MS - Dog Theft - Chapter 17. Crimes Against Property

This Mississippi Statute provides that a person commits a felonious offense by stealing, taking and carrying away any dog that is the property of another. If the person who commits the offense is indicted and convicted for stealing the dog, he or she shall be punished by a fine not more than $500, imprisonment not more than 6 months, or both, or imprisoned in the penitentiary not less than 1 year nor more than 2 years.

MS - Dog Licenses - Chapter 53. Dogs and Rabies Control.


This Mississippi statute provides that it is the lawful duty for any sheriff, conservation officer or peace officer of a county or municipality to kill any dog above the age of three (3) months found running at large on whose neck there is no such collar and tag or who are not inoculated according to state law.
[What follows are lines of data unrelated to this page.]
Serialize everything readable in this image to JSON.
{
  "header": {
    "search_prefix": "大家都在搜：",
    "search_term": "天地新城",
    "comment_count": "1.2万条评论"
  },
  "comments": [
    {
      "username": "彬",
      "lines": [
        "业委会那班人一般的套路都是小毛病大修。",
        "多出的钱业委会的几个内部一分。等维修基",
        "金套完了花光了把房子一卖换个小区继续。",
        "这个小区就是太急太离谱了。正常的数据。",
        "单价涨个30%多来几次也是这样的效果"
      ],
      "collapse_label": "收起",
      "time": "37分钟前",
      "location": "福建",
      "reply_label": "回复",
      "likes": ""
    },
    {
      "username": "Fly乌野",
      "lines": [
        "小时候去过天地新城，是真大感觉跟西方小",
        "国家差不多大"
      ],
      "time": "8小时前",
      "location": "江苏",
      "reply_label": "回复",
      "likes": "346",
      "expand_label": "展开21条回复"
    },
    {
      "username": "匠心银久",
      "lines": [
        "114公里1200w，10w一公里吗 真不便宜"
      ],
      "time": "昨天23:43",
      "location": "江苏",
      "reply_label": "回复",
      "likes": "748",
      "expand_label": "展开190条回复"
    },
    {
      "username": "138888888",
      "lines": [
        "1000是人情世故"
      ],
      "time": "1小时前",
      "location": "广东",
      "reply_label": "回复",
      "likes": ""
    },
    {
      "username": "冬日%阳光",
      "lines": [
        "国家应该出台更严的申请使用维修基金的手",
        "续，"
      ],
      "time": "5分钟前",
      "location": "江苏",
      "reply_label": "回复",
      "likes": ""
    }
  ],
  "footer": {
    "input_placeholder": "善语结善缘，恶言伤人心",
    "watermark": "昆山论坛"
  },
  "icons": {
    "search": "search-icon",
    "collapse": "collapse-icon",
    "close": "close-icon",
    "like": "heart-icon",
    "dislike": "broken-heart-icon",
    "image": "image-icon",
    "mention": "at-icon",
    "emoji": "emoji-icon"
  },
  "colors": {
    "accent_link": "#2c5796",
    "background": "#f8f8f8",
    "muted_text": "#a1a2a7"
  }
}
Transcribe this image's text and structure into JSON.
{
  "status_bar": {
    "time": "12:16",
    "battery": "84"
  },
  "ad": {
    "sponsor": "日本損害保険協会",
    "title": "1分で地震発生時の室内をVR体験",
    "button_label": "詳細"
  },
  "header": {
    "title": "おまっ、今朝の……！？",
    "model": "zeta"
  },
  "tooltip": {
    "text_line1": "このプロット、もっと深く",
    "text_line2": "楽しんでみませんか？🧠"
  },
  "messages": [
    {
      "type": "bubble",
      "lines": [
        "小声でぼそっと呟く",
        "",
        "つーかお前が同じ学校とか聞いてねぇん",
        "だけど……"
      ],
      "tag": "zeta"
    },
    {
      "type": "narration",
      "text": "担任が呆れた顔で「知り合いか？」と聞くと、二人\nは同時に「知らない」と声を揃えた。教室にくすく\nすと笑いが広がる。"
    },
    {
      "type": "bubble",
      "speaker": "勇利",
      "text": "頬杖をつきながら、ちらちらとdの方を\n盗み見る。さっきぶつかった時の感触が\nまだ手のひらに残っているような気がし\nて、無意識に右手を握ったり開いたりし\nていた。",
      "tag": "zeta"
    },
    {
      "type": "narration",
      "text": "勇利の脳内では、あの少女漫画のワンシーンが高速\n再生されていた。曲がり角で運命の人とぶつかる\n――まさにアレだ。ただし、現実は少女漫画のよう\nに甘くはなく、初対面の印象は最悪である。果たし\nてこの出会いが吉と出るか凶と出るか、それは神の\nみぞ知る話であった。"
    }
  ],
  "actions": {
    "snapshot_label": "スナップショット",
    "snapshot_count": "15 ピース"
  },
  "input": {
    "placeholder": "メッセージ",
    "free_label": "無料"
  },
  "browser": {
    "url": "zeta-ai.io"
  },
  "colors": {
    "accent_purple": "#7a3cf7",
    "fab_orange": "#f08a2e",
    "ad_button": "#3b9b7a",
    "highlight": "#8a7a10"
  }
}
No action shall be maintained by the owner for such killing.  However, the statute then goes on to say that it is the duty of such officer to first impound the dogs for five days and give a description of the dog to the sheriff.

MS - Dog - Consolidated Dog Laws

These Mississippi statutes comprise the state's dog laws.  Included are provisions relating to hunting with dogs, local dog ordinances, and liability of owners for damage done by dogs.

MS - Dangerous Animal - Chapter 3. Crimes Against the Person.


This Mississippi law makes an owner liable for manslaughter if he or she wilfully allows a mischievous animal to go at large, or it goes at large because the owner fails to exercise ordinary care, and the animal, while at large or not confined, kills any human being who took reasonable precautions to avoid the animal.

MS - Cruelty - Consolidated Cruelty Statutes


This section constitutes Mississippi's anti-cruelty and animal fighting provisions, which were recently amended in 2011. The pertinent anti-cruelty law, § 97-41-1, states that any person who




intentionally or with criminal negligence




overrides, overdrives, overloads, tortures, torments, unjustifiably injures, deprives of necessary sustenance, food, or drink, cruelly beats, or needlessly mutilates



any living creature

,


is guilty of a misdemeanor. The cat and dog cruelty provision, § 97-41-16, was significantly amended in 2011. This section, known as the "Mississippi Dog and Cat Pet Protection Law of 2011," makes it a misdemeanor to




intentionally or with criminal negligence




wound, deprive of adequate food, water, or shelter, or carry or confine in a cruel manner, any domesticated cat or dog. Aggravated cruelty occurs when a person with malice intentionally tortures, mutilates, maims, burns, starves or disfigures any domesticated dog or cat.